Branch is a premium office furniture company that uses product pages to guide customers when purchasing. The brand understands that buying office furniture can be overwhelming, so it attempts to make the process hassle-free.
Each product page includes a description, high-quality images, dimensions, color, customer reviews, and videos of the product in use.
Source: Branch
With this level of detail, customers know exactly what they’re paying for and are less likely to return the product.
2. Improve delivery accuracy
Minimize customer returns with accurate and timely deliveries, ensuring customers receive exactly what they ordered and on time.
Detailed order confirmations allow customers to double-check specifications before product shipping. Here’s an example from graphic design app Affinity:
The customer can see what they’ve purchased and that the product key will be emailed “shortly.”
Keeping customers updated on their order status can reduce frustrations around missed deliveries or late arrivals. An automated system can send delivery status notifications at significant milestones to reduce admin and improve customer satisfaction.
3. Create educational content
Customers appreciate the opportunity to fully understand how to use, maintain, and care for their new products.
Taking a proactive approach to customer support and creating educational content (e.g., FAQs, product manuals, and maintenance guides) helps you anticipate and address pain points that lead to returns before they arise.
For example, telecommunications brand Xfinity offers comprehensive manuals with step-by-step guides, diagrams, and troubleshooting tips that customers can access online or when they receive the product.
Source: Xfinity
If you also offer complex products, you may provide quick-start video tutorials on your product pages.

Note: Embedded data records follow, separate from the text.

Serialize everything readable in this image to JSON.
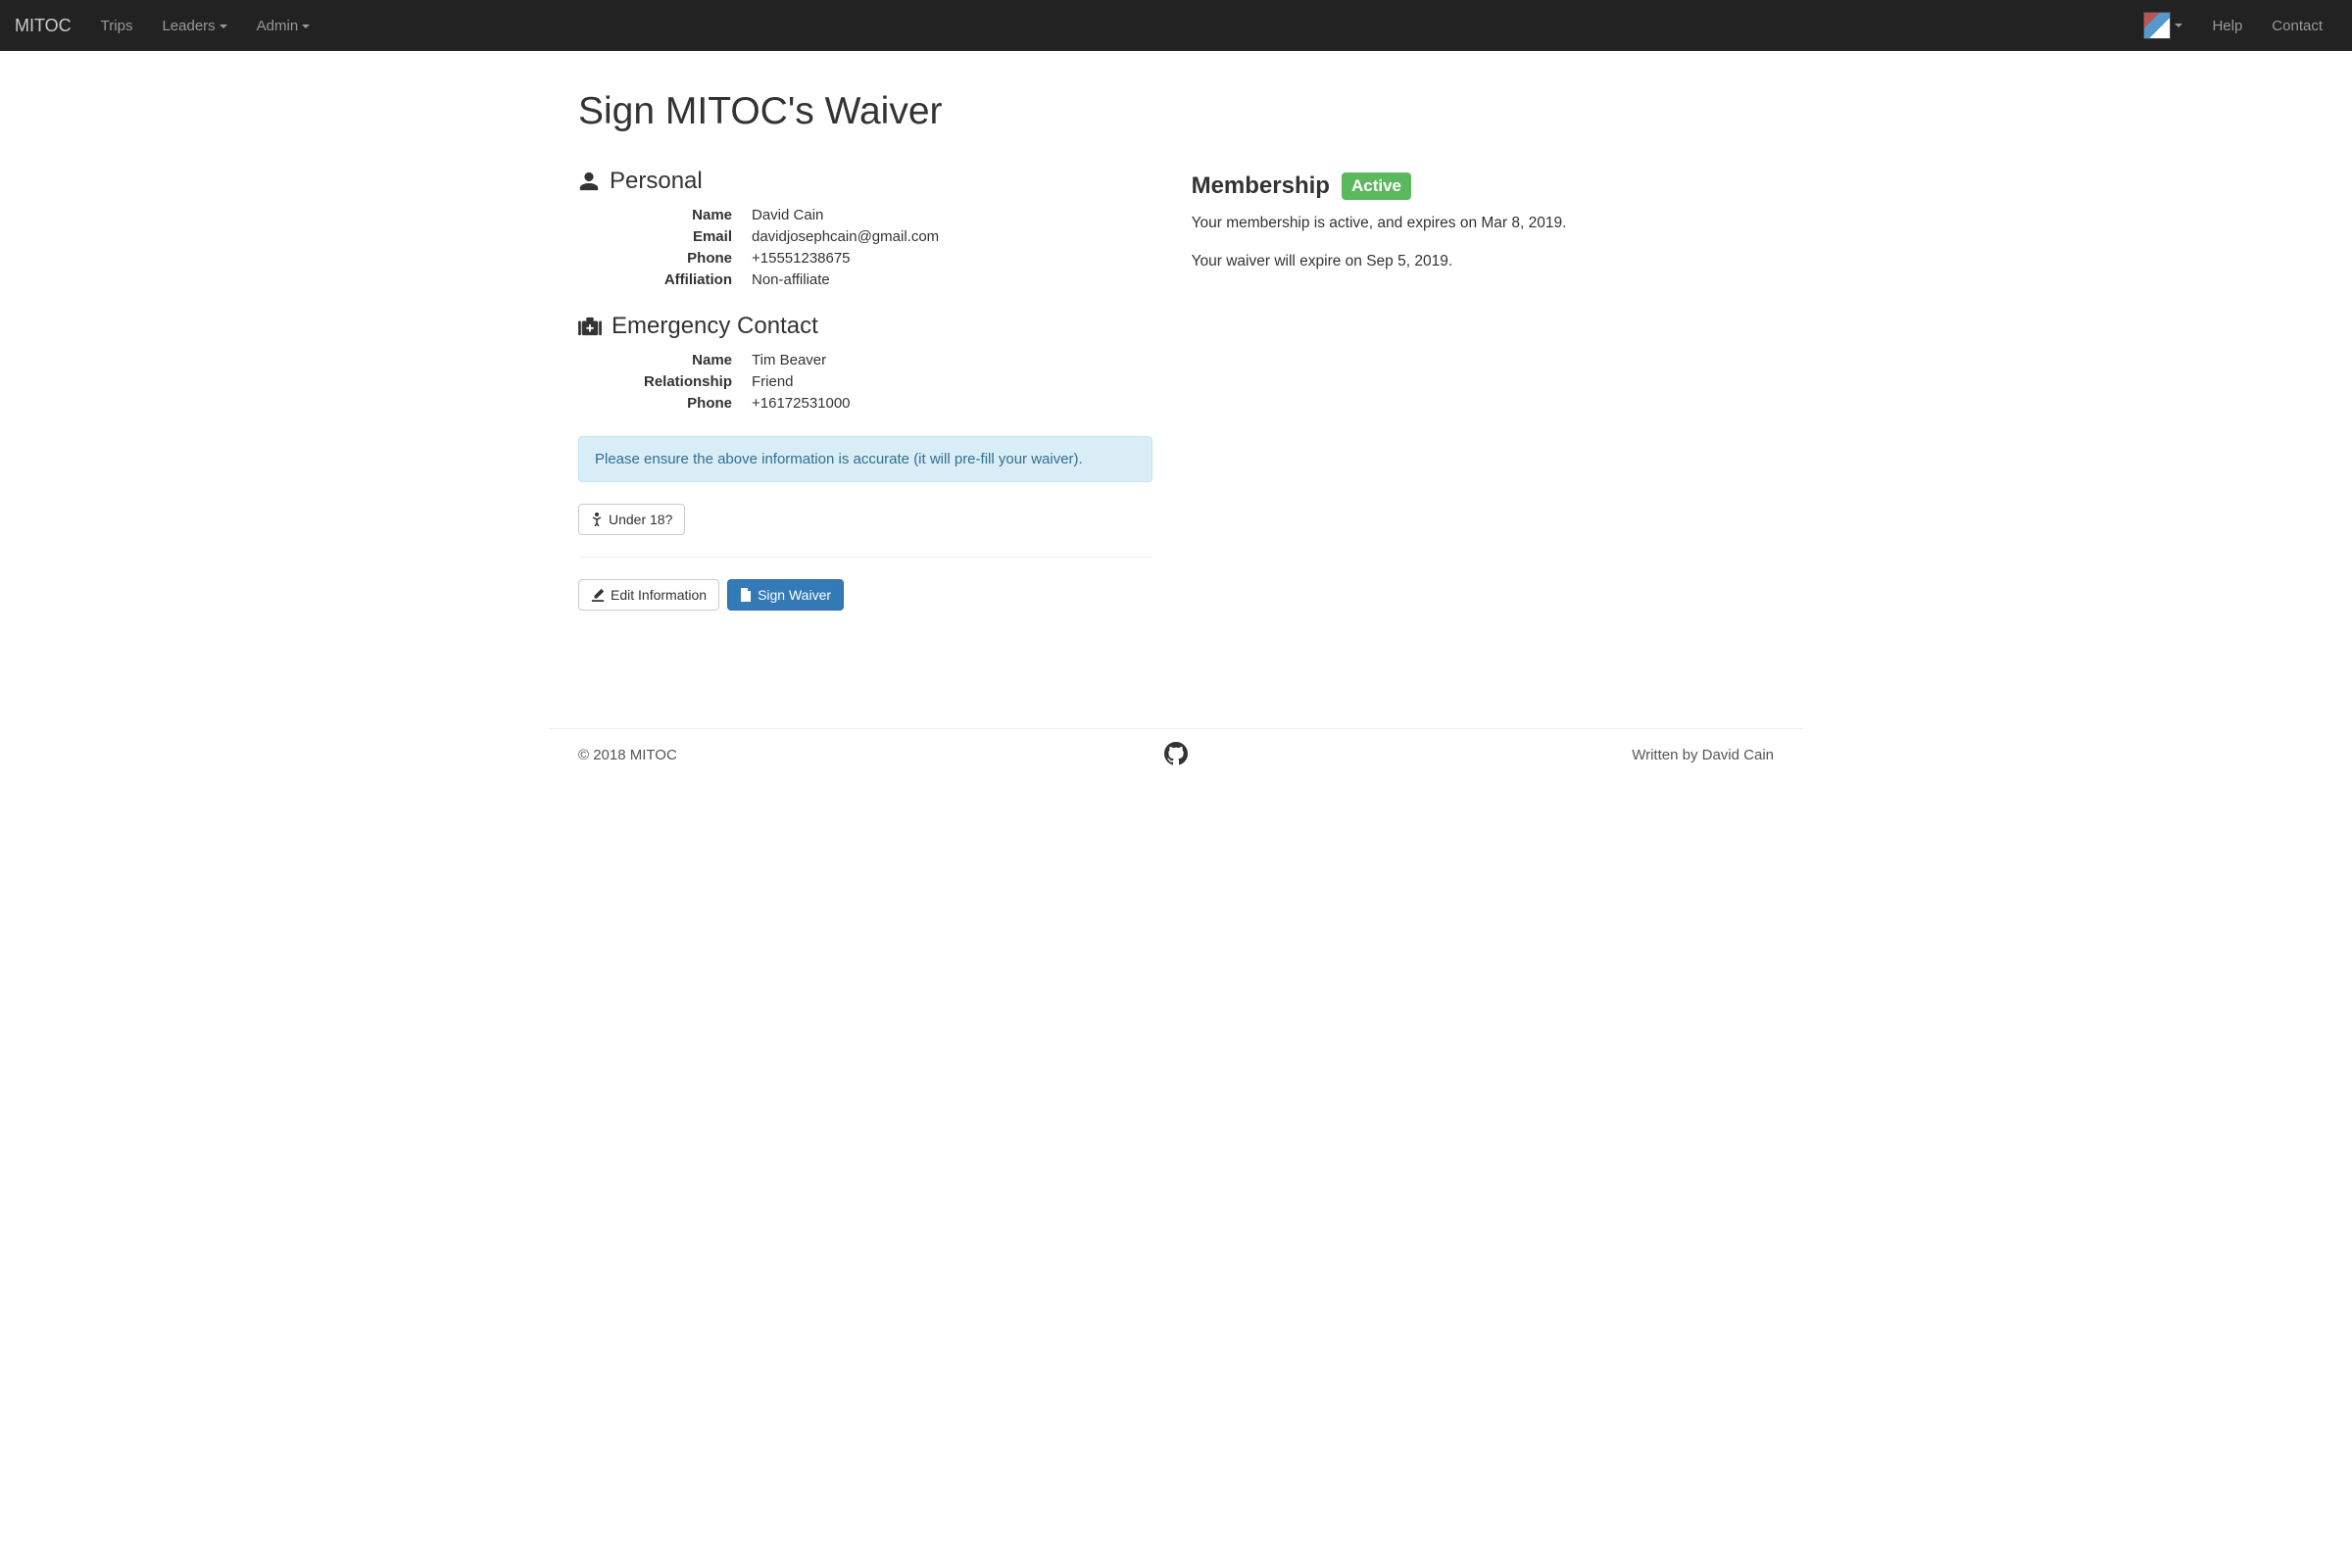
{
  "nav": {
    "brand": "MITOC",
    "trips": "Trips",
    "leaders": "Leaders",
    "admin": "Admin",
    "help": "Help",
    "contact": "Contact"
  },
  "page": {
    "title": "Sign MITOC's Waiver"
  },
  "personal": {
    "heading": "Personal",
    "labels": {
      "name": "Name",
      "email": "Email",
      "phone": "Phone",
      "affiliation": "Affiliation"
    },
    "name": "David Cain",
    "email": "davidjosephcain@gmail.com",
    "phone": "+15551238675",
    "affiliation": "Non-affiliate"
  },
  "emergency": {
    "heading": "Emergency Contact",
    "labels": {
      "name": "Name",
      "relationship": "Relationship",
      "phone": "Phone"
    },
    "name": "Tim Beaver",
    "relationship": "Friend",
    "phone": "+16172531000"
  },
  "alert": "Please ensure the above information is accurate (it will pre-fill your waiver).",
  "buttons": {
    "under18": "Under 18?",
    "edit": "Edit Information",
    "sign": "Sign Waiver"
  },
  "membership": {
    "heading": "Membership",
    "status": "Active",
    "line1": "Your membership is active, and expires on Mar 8, 2019.",
    "line2": "Your waiver will expire on Sep 5, 2019."
  },
  "footer": {
    "copyright": "© 2018 MITOC",
    "credit": "Written by David Cain"
  }
}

For big-ticket items, Apizee’s click-to-call or video features allow you to offer personalized experiences to answer sales questions or solve set-up issues.
It’s easy to deploy and use without downloading an app or creating a web interface. Customers simply request a live video support session using a web link, and a support agent appears in their browser.
Agents can then use advanced interaction features (e.g., screen-sharing or annotations) to address issues and assist customers at an optimal support level.
Apizee’s user-friendly functionality lets you connect your support agents and experts with audiences of all types – including non-technical customers.
Build a seamless product return management process
Seamless return experiences can give customers the confidence to keep shopping with you and encourage loyalty over time. When returns are straightforward, customers know you’ve got their best interests at heart, even if a purchase doesn’t work out.
Integrating visual assistance software like Apizee within your CX can also help online shoppers understand best-fit products before purchasing and how to solve problems once products arrive.
By guiding customers throughout their journey, you’ll create a more personalized shopping experience, make your operations run smoother, and naturally reduce the chances of returns.